Swraj Paul, founder and chairman of the Caparo Group, has an estimated family fortune of £740m ($928m) yet still claimed the daily allowance of £300 for attending to business at the UK's second chamber.

In spite of attending the house 136 times between 2015 and 2016, earning £40,080 in the process, Paul made three verbal contributions to debates and only voted on two pieces of legislation.

The Sunday Times revealed the figures as part of a wider look into the House of Lords, which has ballooned to more than 800 members while facing continual allegations of cronyism and abuse.

In an editorial accompanying its investigation, the newspaper said: "The Lords does some useful work and many peers are driven by a belief in public service. But the reputational damage it has suffered in recent years has been considerable, exemplified by David Cameron's parting shot when he stepped down as prime minister of rewarding his cronies with peerages.

"If the Lords did not exist, nobody would think of inventing such an anachronism. A democratic, representative chamber is needed.

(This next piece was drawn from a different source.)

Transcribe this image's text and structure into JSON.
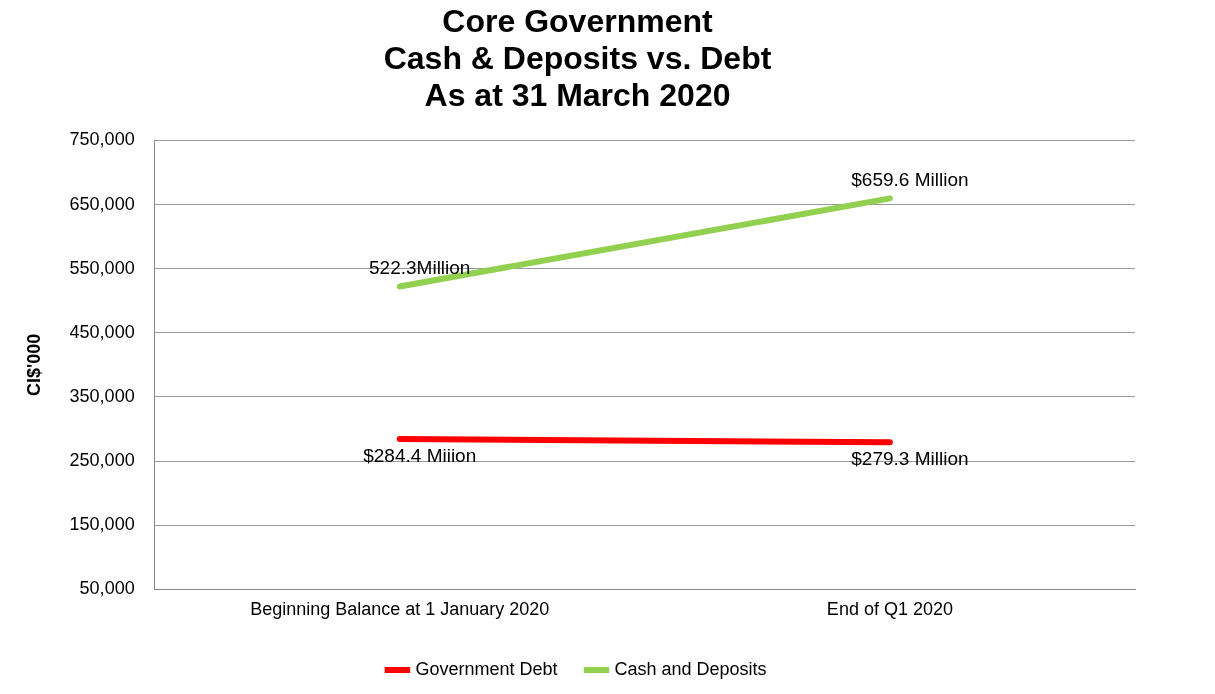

"Soon MPs and peers will need to move out of the Houses of Parliament so the building can be brought into the 21st century. Let's take that opportunity to kick the Lords into the modern world too."

Swraj Paul
Indian-born business magnate Swraj Paul was inducted into the House of Lords in 1996. Getty

A total of £19.1m was paid in expense claims to the Lords between November 2015 to October 2016 – the highest ever since its introduction.

Paul, an Indian-born businessman, was introduced into the Lords in 1996 by former Conservative Prime Minister John Major.

He rose up to become the deputy speaker of the House of Lords, but was suspended for four months in 2010 after it emerged he misclaimed £38,000 of expenses.

Responding to the Sunday Times' request for comment regarding his most recent expenses claims, Paul said his expenses were "more than representative" of the work he had done in parliament.

There was no evidence of wrongdoing or illegality.